Jeff Hanscom, vice president of state and local government relations for the International Franchise Association, told The Counter in December that beyond ceding the development and enforcement of industry regulations to unelected officials, AB 257 would discourage entrepreneurs from buying into franchises by reducing their independence from fast food corporations.
“Franchising provides unparalleled opportunities for entrepreneurs in California, and better wages, hours, benefits for their workers, and this misguided proposal threatens thousands of California entrepreneurs and workers,” Hanscom said in a statement after the bill’s passage on Monday.
But Brian Callaci, chief economist at the Open Markets Institute who researches franchises, pushed back against this framing. He noted that with the modern franchising model, franchisees already are extremely limited in their ability to deviate from the strict provisions written into their’ franchising agreements. In addition to paying royalties and marketing fees to brands like McDonald’s and Taco Bell, franchisees are contractually obligated to abide by a host of specific requirements, including menu pricing, authorized ingredient suppliers, and many other operational considerations. Beyond minimizing franchisees’ ability to make decisions independently from corporations, these requirements often leave labor costs as their only control for eking out a profit, ultimately putting a downward pressure on workers’ pay and disincentivizing them from providing better benefits, potentially pushing them toward breaking employment laws.

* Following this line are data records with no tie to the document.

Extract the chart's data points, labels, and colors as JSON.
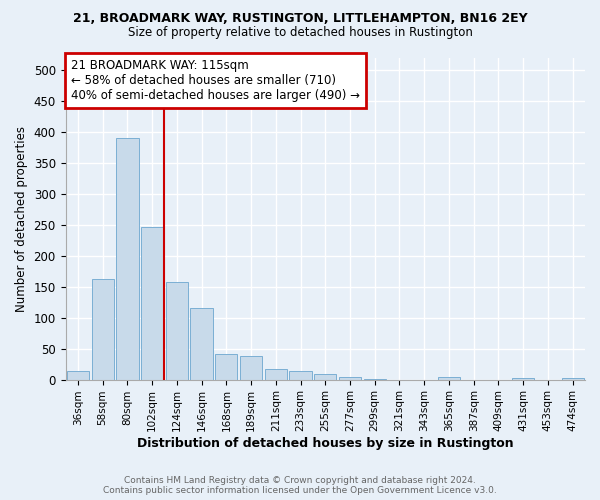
{
  "title1": "21, BROADMARK WAY, RUSTINGTON, LITTLEHAMPTON, BN16 2EY",
  "title2": "Size of property relative to detached houses in Rustington",
  "xlabel": "Distribution of detached houses by size in Rustington",
  "ylabel": "Number of detached properties",
  "footer1": "Contains HM Land Registry data © Crown copyright and database right 2024.",
  "footer2": "Contains public sector information licensed under the Open Government Licence v3.0.",
  "annotation_line1": "21 BROADMARK WAY: 115sqm",
  "annotation_line2": "← 58% of detached houses are smaller (710)",
  "annotation_line3": "40% of semi-detached houses are larger (490) →",
  "categories": [
    "36sqm",
    "58sqm",
    "80sqm",
    "102sqm",
    "124sqm",
    "146sqm",
    "168sqm",
    "189sqm",
    "211sqm",
    "233sqm",
    "255sqm",
    "277sqm",
    "299sqm",
    "321sqm",
    "343sqm",
    "365sqm",
    "387sqm",
    "409sqm",
    "431sqm",
    "453sqm",
    "474sqm"
  ],
  "values": [
    14,
    163,
    390,
    247,
    157,
    115,
    42,
    38,
    17,
    14,
    9,
    5,
    1,
    0,
    0,
    4,
    0,
    0,
    2,
    0,
    2
  ],
  "bar_color": "#c8daea",
  "bar_edge_color": "#7bafd4",
  "vline_color": "#cc0000",
  "vline_x": 3.5,
  "annotation_box_color": "#cc0000",
  "background_color": "#e8f0f8",
  "grid_color": "#ffffff",
  "ylim": [
    0,
    520
  ],
  "yticks": [
    0,
    50,
    100,
    150,
    200,
    250,
    300,
    350,
    400,
    450,
    500
  ]
}
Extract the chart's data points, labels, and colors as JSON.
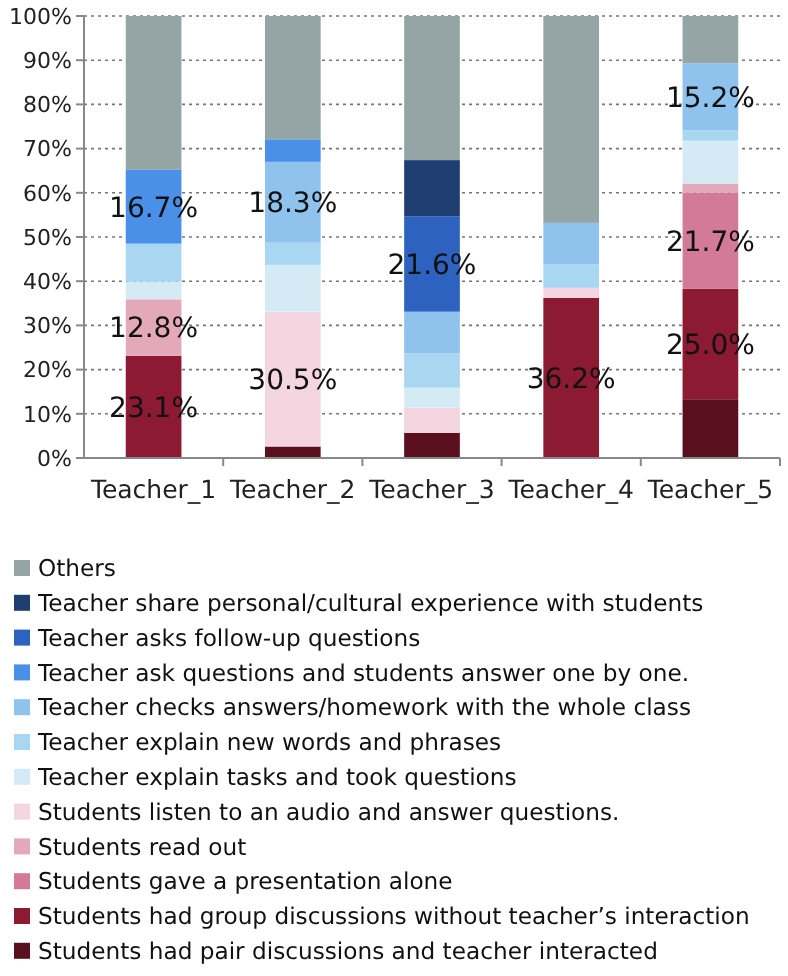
{
  "chart_data": {
    "type": "bar",
    "stacked": true,
    "categories": [
      "Teacher_1",
      "Teacher_2",
      "Teacher_3",
      "Teacher_4",
      "Teacher_5"
    ],
    "ylim": [
      0,
      100
    ],
    "yticks": [
      {
        "value": 0,
        "label": "0%"
      },
      {
        "value": 10,
        "label": "10%"
      },
      {
        "value": 20,
        "label": "20%"
      },
      {
        "value": 30,
        "label": "30%"
      },
      {
        "value": 40,
        "label": "40%"
      },
      {
        "value": 50,
        "label": "50%"
      },
      {
        "value": 60,
        "label": "60%"
      },
      {
        "value": 70,
        "label": "70%"
      },
      {
        "value": 80,
        "label": "80%"
      },
      {
        "value": 90,
        "label": "90%"
      },
      {
        "value": 100,
        "label": "100%"
      }
    ],
    "grid": "y",
    "legend": "bottom",
    "series": [
      {
        "name": "Students had pair discussions and teacher interacted",
        "color": "#5a0f1e",
        "values": [
          0,
          2.6,
          5.7,
          0,
          13.3
        ],
        "value_labels": [
          null,
          null,
          null,
          null,
          null
        ]
      },
      {
        "name": "Students had group discussions without teacher’s interaction",
        "color": "#8b1a32",
        "values": [
          23.1,
          0,
          0,
          36.2,
          25.0
        ],
        "value_labels": [
          "23.1%",
          null,
          null,
          "36.2%",
          "25.0%"
        ]
      },
      {
        "name": "Students gave a presentation alone",
        "color": "#d27a98",
        "values": [
          0,
          0,
          0,
          0,
          21.7
        ],
        "value_labels": [
          null,
          null,
          null,
          null,
          "21.7%"
        ]
      },
      {
        "name": "Students read out",
        "color": "#e3a9bb",
        "values": [
          12.8,
          0,
          0,
          0,
          2.1
        ],
        "value_labels": [
          "12.8%",
          null,
          null,
          null,
          null
        ]
      },
      {
        "name": "Students listen to an audio and answer questions.",
        "color": "#f3d6df",
        "values": [
          0,
          30.5,
          5.7,
          2.3,
          0
        ],
        "value_labels": [
          null,
          "30.5%",
          null,
          null,
          null
        ]
      },
      {
        "name": "Teacher explain tasks and took questions",
        "color": "#d4ebf6",
        "values": [
          4.0,
          10.6,
          4.5,
          0,
          9.7
        ],
        "value_labels": [
          null,
          null,
          null,
          null,
          null
        ]
      },
      {
        "name": "Teacher explain new words and phrases",
        "color": "#a9d6f0",
        "values": [
          8.6,
          5.0,
          7.8,
          5.3,
          2.3
        ],
        "value_labels": [
          null,
          null,
          null,
          null,
          null
        ]
      },
      {
        "name": "Teacher checks answers/homework with the whole class",
        "color": "#8fc3ee",
        "values": [
          0,
          18.3,
          9.4,
          9.4,
          15.2
        ],
        "value_labels": [
          null,
          "18.3%",
          null,
          null,
          "15.2%"
        ]
      },
      {
        "name": "Teacher ask questions and students answer one by one.",
        "color": "#4a90e8",
        "values": [
          16.7,
          5.1,
          0,
          0,
          0
        ],
        "value_labels": [
          "16.7%",
          null,
          null,
          null,
          null
        ]
      },
      {
        "name": "Teacher asks follow-up questions",
        "color": "#2e62c0",
        "values": [
          0,
          0,
          21.6,
          0,
          0
        ],
        "value_labels": [
          null,
          null,
          "21.6%",
          null,
          null
        ]
      },
      {
        "name": "Teacher share personal/cultural experience with students",
        "color": "#1f3f73",
        "values": [
          0,
          0,
          12.7,
          0,
          0
        ],
        "value_labels": [
          null,
          null,
          null,
          null,
          null
        ]
      },
      {
        "name": "Others",
        "color": "#95a5a5",
        "values": [
          34.8,
          27.9,
          32.6,
          46.8,
          10.7
        ],
        "value_labels": [
          null,
          null,
          null,
          null,
          null
        ]
      }
    ]
  }
}
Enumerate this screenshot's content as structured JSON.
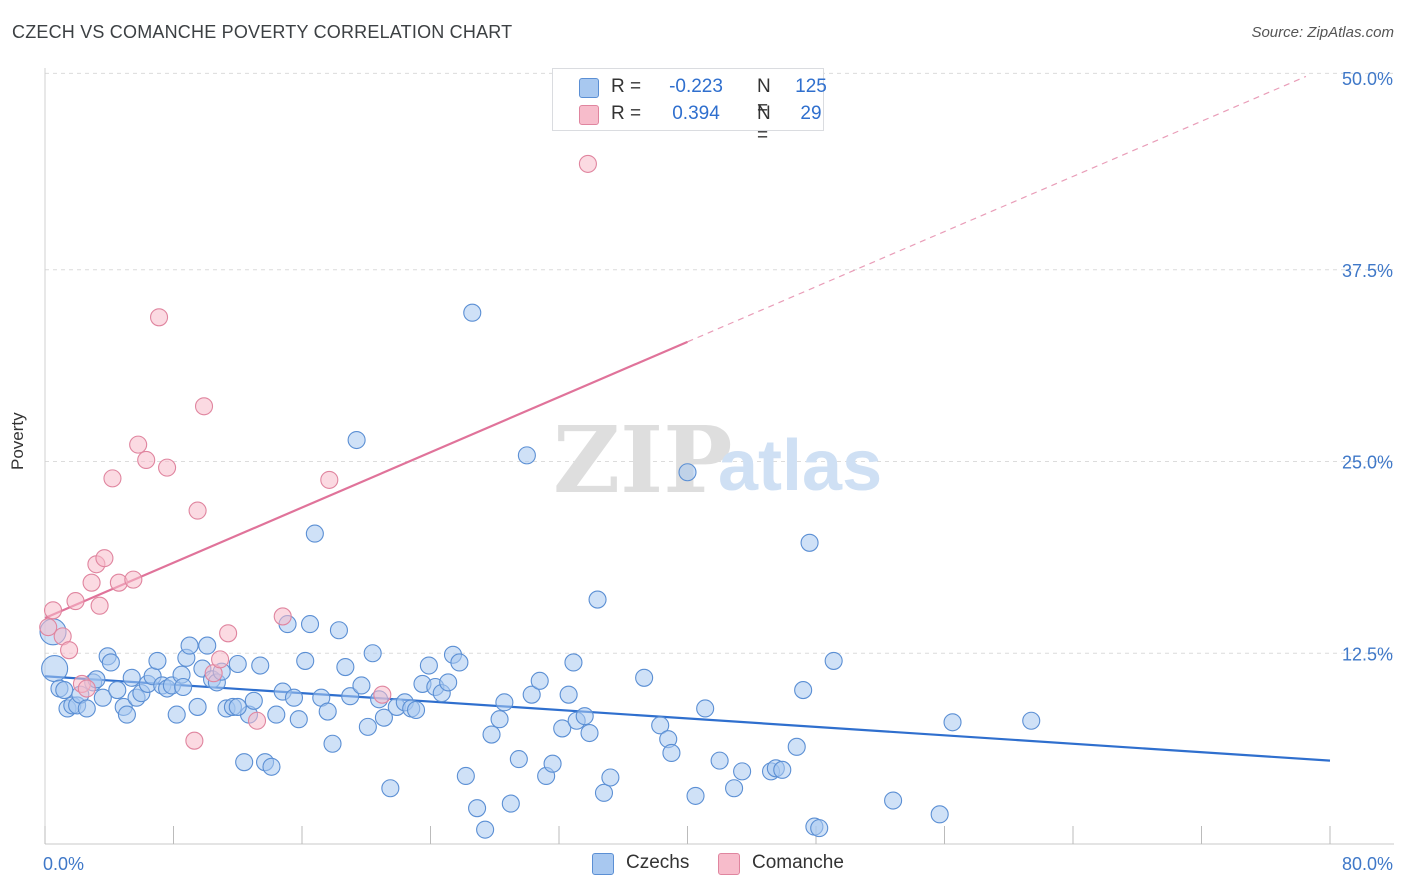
{
  "header": {
    "title": "CZECH VS COMANCHE POVERTY CORRELATION CHART",
    "source": "Source: ZipAtlas.com"
  },
  "watermark": {
    "zip": "ZIP",
    "atlas": "atlas"
  },
  "legend": {
    "rows": [
      {
        "r_label": "R =",
        "r_value": "-0.223",
        "n_label": "N =",
        "n_value": "125",
        "color": "#a8c8f0",
        "border": "#5b8fd4"
      },
      {
        "r_label": "R =",
        "r_value": "0.394",
        "n_label": "N =",
        "n_value": "29",
        "color": "#f7bccb",
        "border": "#e0859f"
      }
    ],
    "bottom": [
      {
        "label": "Czechs",
        "color": "#a8c8f0",
        "border": "#5b8fd4"
      },
      {
        "label": "Comanche",
        "color": "#f7bccb",
        "border": "#e0859f"
      }
    ]
  },
  "chart_data": {
    "type": "scatter",
    "title": "CZECH VS COMANCHE POVERTY CORRELATION CHART",
    "xlabel": "",
    "ylabel": "Poverty",
    "xlim": [
      0,
      80
    ],
    "ylim": [
      0,
      50
    ],
    "x_tick_labels": [
      "0.0%",
      "80.0%"
    ],
    "y_ticks": [
      12.5,
      25.0,
      37.5,
      50.0
    ],
    "y_tick_labels": [
      "12.5%",
      "25.0%",
      "37.5%",
      "50.0%"
    ],
    "grid": true,
    "legend_position": "top-center",
    "series": [
      {
        "name": "Czechs",
        "color": "#a8c8f0",
        "stroke": "#5b8fd4",
        "trend": {
          "x": [
            0,
            80
          ],
          "y": [
            11.0,
            5.5
          ],
          "color": "#2f6fce"
        },
        "points": [
          [
            0.5,
            13.9
          ],
          [
            0.6,
            11.5
          ],
          [
            0.9,
            10.2
          ],
          [
            1.2,
            10.1
          ],
          [
            1.4,
            8.9
          ],
          [
            1.7,
            9.1
          ],
          [
            2.0,
            9.1
          ],
          [
            2.2,
            9.8
          ],
          [
            2.6,
            8.9
          ],
          [
            3.0,
            10.6
          ],
          [
            3.2,
            10.8
          ],
          [
            3.6,
            9.6
          ],
          [
            3.9,
            12.3
          ],
          [
            4.1,
            11.9
          ],
          [
            4.5,
            10.1
          ],
          [
            4.9,
            9.0
          ],
          [
            5.1,
            8.5
          ],
          [
            5.4,
            10.9
          ],
          [
            5.7,
            9.6
          ],
          [
            6.0,
            9.9
          ],
          [
            6.4,
            10.5
          ],
          [
            6.7,
            11.0
          ],
          [
            7.0,
            12.0
          ],
          [
            7.3,
            10.4
          ],
          [
            7.6,
            10.2
          ],
          [
            7.9,
            10.4
          ],
          [
            8.2,
            8.5
          ],
          [
            8.5,
            11.1
          ],
          [
            8.8,
            12.2
          ],
          [
            9.0,
            13.0
          ],
          [
            9.5,
            9.0
          ],
          [
            9.8,
            11.5
          ],
          [
            10.1,
            13.0
          ],
          [
            10.4,
            10.8
          ],
          [
            10.7,
            10.6
          ],
          [
            11.0,
            11.3
          ],
          [
            11.3,
            8.9
          ],
          [
            11.7,
            9.0
          ],
          [
            12.0,
            11.8
          ],
          [
            12.4,
            5.4
          ],
          [
            12.7,
            8.5
          ],
          [
            13.0,
            9.4
          ],
          [
            13.4,
            11.7
          ],
          [
            13.7,
            5.4
          ],
          [
            14.1,
            5.1
          ],
          [
            14.4,
            8.5
          ],
          [
            14.8,
            10.0
          ],
          [
            15.1,
            14.4
          ],
          [
            15.5,
            9.6
          ],
          [
            15.8,
            8.2
          ],
          [
            16.2,
            12.0
          ],
          [
            16.5,
            14.4
          ],
          [
            16.8,
            20.3
          ],
          [
            17.2,
            9.6
          ],
          [
            17.6,
            8.7
          ],
          [
            17.9,
            6.6
          ],
          [
            18.3,
            14.0
          ],
          [
            18.7,
            11.6
          ],
          [
            19.0,
            9.7
          ],
          [
            19.4,
            26.4
          ],
          [
            19.7,
            10.4
          ],
          [
            20.1,
            7.7
          ],
          [
            20.4,
            12.5
          ],
          [
            20.8,
            9.5
          ],
          [
            21.1,
            8.3
          ],
          [
            21.5,
            3.7
          ],
          [
            21.9,
            9.0
          ],
          [
            22.4,
            9.3
          ],
          [
            22.8,
            8.9
          ],
          [
            23.1,
            8.8
          ],
          [
            23.5,
            10.5
          ],
          [
            23.9,
            11.7
          ],
          [
            24.3,
            10.3
          ],
          [
            24.7,
            9.9
          ],
          [
            25.1,
            10.6
          ],
          [
            25.4,
            12.4
          ],
          [
            25.8,
            11.9
          ],
          [
            26.2,
            4.5
          ],
          [
            26.6,
            34.7
          ],
          [
            26.9,
            2.4
          ],
          [
            27.4,
            1.0
          ],
          [
            27.8,
            7.2
          ],
          [
            28.3,
            8.2
          ],
          [
            28.6,
            9.3
          ],
          [
            29.0,
            2.7
          ],
          [
            29.5,
            5.6
          ],
          [
            30.0,
            25.4
          ],
          [
            30.3,
            9.8
          ],
          [
            30.8,
            10.7
          ],
          [
            31.2,
            4.5
          ],
          [
            31.6,
            5.3
          ],
          [
            32.2,
            7.6
          ],
          [
            32.6,
            9.8
          ],
          [
            32.9,
            11.9
          ],
          [
            33.1,
            8.1
          ],
          [
            33.6,
            8.4
          ],
          [
            33.9,
            7.3
          ],
          [
            34.4,
            16.0
          ],
          [
            34.8,
            3.4
          ],
          [
            35.2,
            4.4
          ],
          [
            37.3,
            10.9
          ],
          [
            38.3,
            7.8
          ],
          [
            38.8,
            6.9
          ],
          [
            39.0,
            6.0
          ],
          [
            40.0,
            24.3
          ],
          [
            40.5,
            3.2
          ],
          [
            41.1,
            8.9
          ],
          [
            42.0,
            5.5
          ],
          [
            42.9,
            3.7
          ],
          [
            43.4,
            4.8
          ],
          [
            45.2,
            4.8
          ],
          [
            45.5,
            5.0
          ],
          [
            45.9,
            4.9
          ],
          [
            46.8,
            6.4
          ],
          [
            47.2,
            10.1
          ],
          [
            47.6,
            19.7
          ],
          [
            47.9,
            1.2
          ],
          [
            48.2,
            1.1
          ],
          [
            49.1,
            12.0
          ],
          [
            52.8,
            2.9
          ],
          [
            55.7,
            2.0
          ],
          [
            56.5,
            8.0
          ],
          [
            61.4,
            8.1
          ],
          [
            8.6,
            10.3
          ],
          [
            12.0,
            9.0
          ]
        ]
      },
      {
        "name": "Comanche",
        "color": "#f7bccb",
        "stroke": "#e0859f",
        "trend": {
          "x": [
            0,
            40
          ],
          "y": [
            14.8,
            32.8
          ],
          "extended_x": [
            40,
            78.5
          ],
          "extended_y": [
            32.8,
            50.1
          ],
          "color": "#e0739a"
        },
        "points": [
          [
            0.2,
            14.2
          ],
          [
            0.5,
            15.3
          ],
          [
            1.1,
            13.6
          ],
          [
            1.5,
            12.7
          ],
          [
            1.9,
            15.9
          ],
          [
            2.3,
            10.5
          ],
          [
            2.6,
            10.2
          ],
          [
            2.9,
            17.1
          ],
          [
            3.2,
            18.3
          ],
          [
            3.4,
            15.6
          ],
          [
            3.7,
            18.7
          ],
          [
            4.2,
            23.9
          ],
          [
            4.6,
            17.1
          ],
          [
            5.5,
            17.3
          ],
          [
            5.8,
            26.1
          ],
          [
            6.3,
            25.1
          ],
          [
            7.1,
            34.4
          ],
          [
            7.6,
            24.6
          ],
          [
            9.5,
            21.8
          ],
          [
            9.9,
            28.6
          ],
          [
            9.3,
            6.8
          ],
          [
            10.5,
            11.2
          ],
          [
            10.9,
            12.1
          ],
          [
            11.4,
            13.8
          ],
          [
            13.2,
            8.1
          ],
          [
            14.8,
            14.9
          ],
          [
            17.7,
            23.8
          ],
          [
            21.0,
            9.8
          ],
          [
            33.8,
            44.4
          ]
        ]
      }
    ]
  }
}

By having workers negotiate together with franchisees and franchisors on minimum standards that would apply to franchisees across the industry, Callaci said, AB 257 could ultimately relieve the competitive pressure that ultimately leads to a race to the bottom on pay and other conditions. For instance, franchisees would be able to tell fast-food brands that to pay a higher minimum wage while maintaining market competitiveness, they may have to loosen up on requirements like mandatory pricing or suppliers. Furthermore, AB 257 not only holds franchisees responsible alongside franchisors for violating the council’s standards or existing labor laws, it also enables them to sue fast food corporations if a franchise agreement’s policies essentially coerces them into breaking these regulations. “The whole reason that [fast-food companies] do franchising, the motivation for developing the business structure, is to get that control that they like and avoid the responsibility,” Callaci said. “Making the franchisors own it helps them behave more responsibly.”
Should the bill ultimately become law, David Madland, senior fellow at the Center for American Progress, said it’s possible that other states would establish their own sectoral councils to tackle the issue of working conditions across the fast-food industry.
“It would be the first of its kind for fast food workers that really transforms an industry with the kinds of challenges that many other states and the whole country are trying to figure out how to deal with,” Madland said. “That really could spur others to act. That would be, I think, one of the most important things that could come out of this.”